题目描述
输入某二叉树的前序遍历和中序遍历的结果,请重建出该二叉树。假设输入的前序遍历和中序遍历的结果中都不含重复的数字。例如输入前序遍历序列{1,2,4,7,3,5,6,8}和中序遍历序列{4,7,2,1,5,3,8,6},则重建二叉树并返回。
解题思路
首先根据中序和前序遍历的特点,找出跟结点,然后根据根节点将数组划分成两段,一个是根结点的左子树,一个是根结点的右子树。
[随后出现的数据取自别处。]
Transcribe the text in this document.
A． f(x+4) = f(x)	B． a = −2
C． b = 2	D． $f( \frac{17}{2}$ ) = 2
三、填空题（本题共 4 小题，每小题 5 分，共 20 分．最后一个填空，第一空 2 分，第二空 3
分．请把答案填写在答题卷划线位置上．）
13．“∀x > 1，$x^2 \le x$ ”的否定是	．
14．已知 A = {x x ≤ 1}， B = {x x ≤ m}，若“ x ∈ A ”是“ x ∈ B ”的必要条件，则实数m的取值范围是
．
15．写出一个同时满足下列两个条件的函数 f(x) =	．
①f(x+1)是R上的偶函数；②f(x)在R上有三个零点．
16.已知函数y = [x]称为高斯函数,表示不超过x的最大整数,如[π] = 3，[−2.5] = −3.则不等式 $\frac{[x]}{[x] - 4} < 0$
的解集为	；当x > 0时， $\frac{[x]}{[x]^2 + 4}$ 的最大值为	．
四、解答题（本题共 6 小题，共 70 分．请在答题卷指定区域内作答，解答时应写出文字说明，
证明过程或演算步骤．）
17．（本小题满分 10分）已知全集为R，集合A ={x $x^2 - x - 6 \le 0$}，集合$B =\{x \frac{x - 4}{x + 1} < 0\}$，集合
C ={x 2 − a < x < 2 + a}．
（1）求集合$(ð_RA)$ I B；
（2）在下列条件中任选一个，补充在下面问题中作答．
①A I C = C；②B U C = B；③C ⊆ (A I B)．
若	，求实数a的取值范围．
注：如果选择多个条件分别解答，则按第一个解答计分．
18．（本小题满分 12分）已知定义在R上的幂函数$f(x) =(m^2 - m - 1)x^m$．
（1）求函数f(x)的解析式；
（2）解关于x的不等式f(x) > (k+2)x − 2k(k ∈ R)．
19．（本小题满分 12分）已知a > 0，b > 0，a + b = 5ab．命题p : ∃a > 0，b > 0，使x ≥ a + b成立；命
然后递归调用,直至完成。
实现
/*树结点的定义*/
public class TreeNode {
int val;
TreeNode left;
TreeNode right;
TreeNode(int x) { val = x; }
}
/*实现*/
public class Solution {
public TreeNode reConstructBinaryTree(int [] pre,int [] in) {
if (pre == null || in == null || pre.length != in.length || pre.length <=0) return null;
return bulidTree(pre, 0, pre.length - 1, in, 0, in.length - 1);
}
private TreeNode bulidTree(int[] pre, int pStart, int pEnd, int[] in, int inStart, int inEnd) {
if (pStart > pEnd || inStart > inEnd) return null;
//找到根结点
int rootVal = pre[pStart];
TreeNode root = new TreeNode(rootVal);
//在中序遍历中找到根结点的位置
int rootIndex = inStart;
for (int i = inStart; i <= inEnd; i++){
if (in[i] == rootVal) rootIndex = i;
}
root.left = bulidTree(pre, pStart + 1, pStart + rootIndex - inStart, in, inStart, rootIndex - 1);
root.right = bulidTree(pre, pStart + rootIndex - inStart + 1, pEnd, in, rootIndex + 1, inEnd);
return root;
}
}